Glass to be used in making concrete
The 4000 tonnes of partly contaminated glass at the Southern Aggregates plant near Oreti Beach will now be used by Southland company Allied Concrete.
Yesterday, Allied was awarded $190,000 by the Environment Ministry for its initiative to use crushed glass as a part-substitute for sand to make concrete.
The Southland Times reported in July that the Invercargill City Council paid Southern Aggregates, which is part of the HW Richardson Group, to take the glass, but later discovered that some of what was being delivered was contaminated.
About 4000 tonnes has been stockpiled in the past two years near the beach.
Allied Concrete general manager Bob Officer said the money would be used in a trial to prove that contaminated glass would not affect the final product.
"The glass has paper and plastic but we are confident it will not be an issue because the process will eliminate it."
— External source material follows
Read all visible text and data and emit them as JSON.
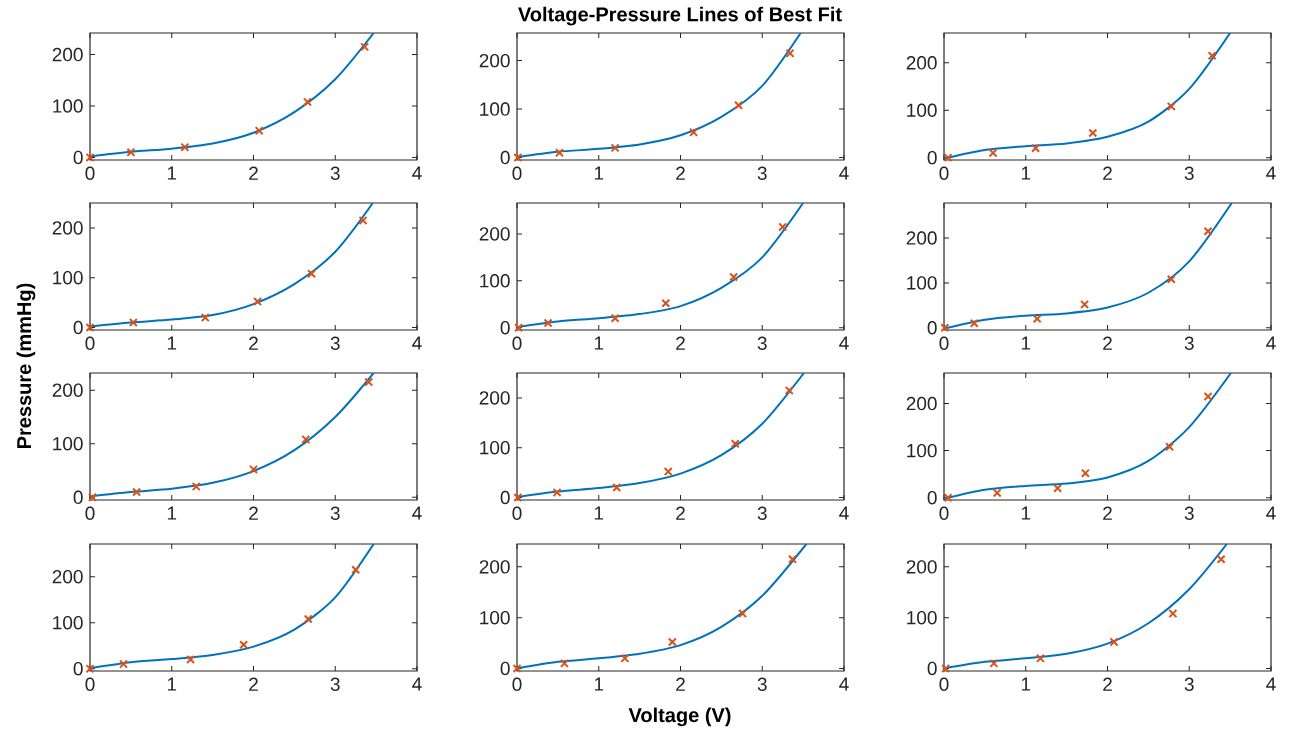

The company would upgrade its batching computer system and create additional storage for the glass at its existing Invercargill, Wellington and Wanaka concrete plants to receive crushed glass early next year.
"The application for funding was first made 18 months ago but we didn't make it, we had to modify what we were trying to achieve," Mr Officer said.
"... we anticipate with the availability of a suitable glass product we could expand to other locations."
Allied Concrete would buy processed glass from a supplier.
The Times reported this week that the Invercargill City Council had assisted Southland DisAbility Enterprises with money to buy a large crusher to get rid of glass in the south.
The glass near Oreti Beach would now be crushed by Southern Aggregates and sent to it, Mr Officer said.
He was aware that Southland DisAbility Enterprises had bought a crusher and it was likely that Allied would also be interested in buying the glass (sand) product from them.
Invercargill City Council roading and solid waste manager Tom Greenwood said he was aware of Allied Concrete's grant and that he would be interested in working with the company.
"We could add value here rather than sending glass to Auckland. "
The funding comes as part of the Government's $1 million towards six environmental projects across the country, announced yesterday by Environment Minister Nick Smith.